Protein-coding gene in the species Homo sapiens

Rac GTPase-activating protein 1 is an enzyme that in humans is encoded by the RACGAP1 gene.

== Function ==
Rho GTPases control a variety of cellular processes. There are 3 subtypes of Rho GTPases in the Ras superfamily of small G proteins: RHO (see MIM 165370), RAC (see RAC1; MIM 602048), and CDC42 (MIM 116952). GTPase-activating proteins (GAPs) bind activated forms of Rho GTPases and stimulate GTP hydrolysis. Through this catalytic function, Rho GAPs negatively regulate Rho-mediated signals. GAPs may also serve as effector molecules and play a role in signaling downstream of Rho and other Ras-like GTPases.[supplied by OMIM].

== Clinical significance ==

Over-expression of RACGAP1 is observed in multiple human cancers including breast cancer, gastric cancer and colorectal cancer. Evidence show that RACGAP1 can modulate mitochondrial quality control by stimulating mitophagy and mitochondrial biogenesis in breast cancer. Knocking out RACGAP1 in vitro using CRISPR/Cas9 leads to cytokinesis failure.

== Interactions ==

RACGAP1 has been shown to interact with ECT2, Rnd2 and SLC26A8.

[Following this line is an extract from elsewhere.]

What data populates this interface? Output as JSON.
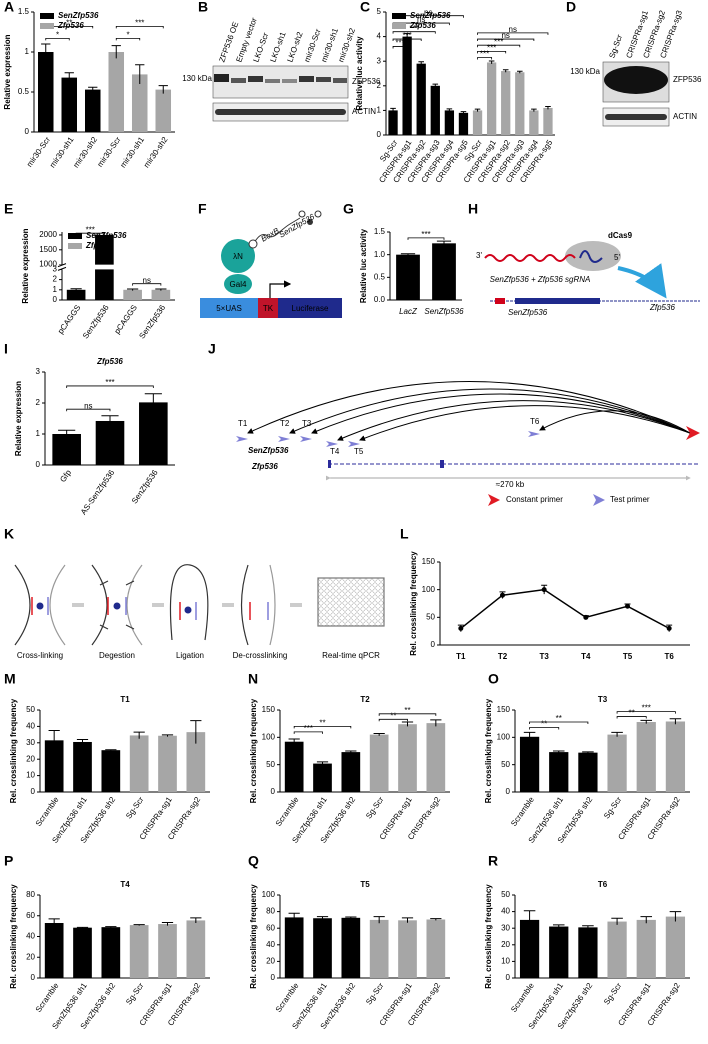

During cytokinesis, RACGAP1 has been shown to interact with KIF23 to form the centralspindlin complex. This complex is essential for the formation of the central spindle. RACGAP1 also interacts with PRC1 to stabilize and maintain the central spindle as anaphase proceeds. RACGAP1 can also interact with ECT2 during anaphase of cytokinesis, loss of RACGAP1 leads to cytokinesis failure.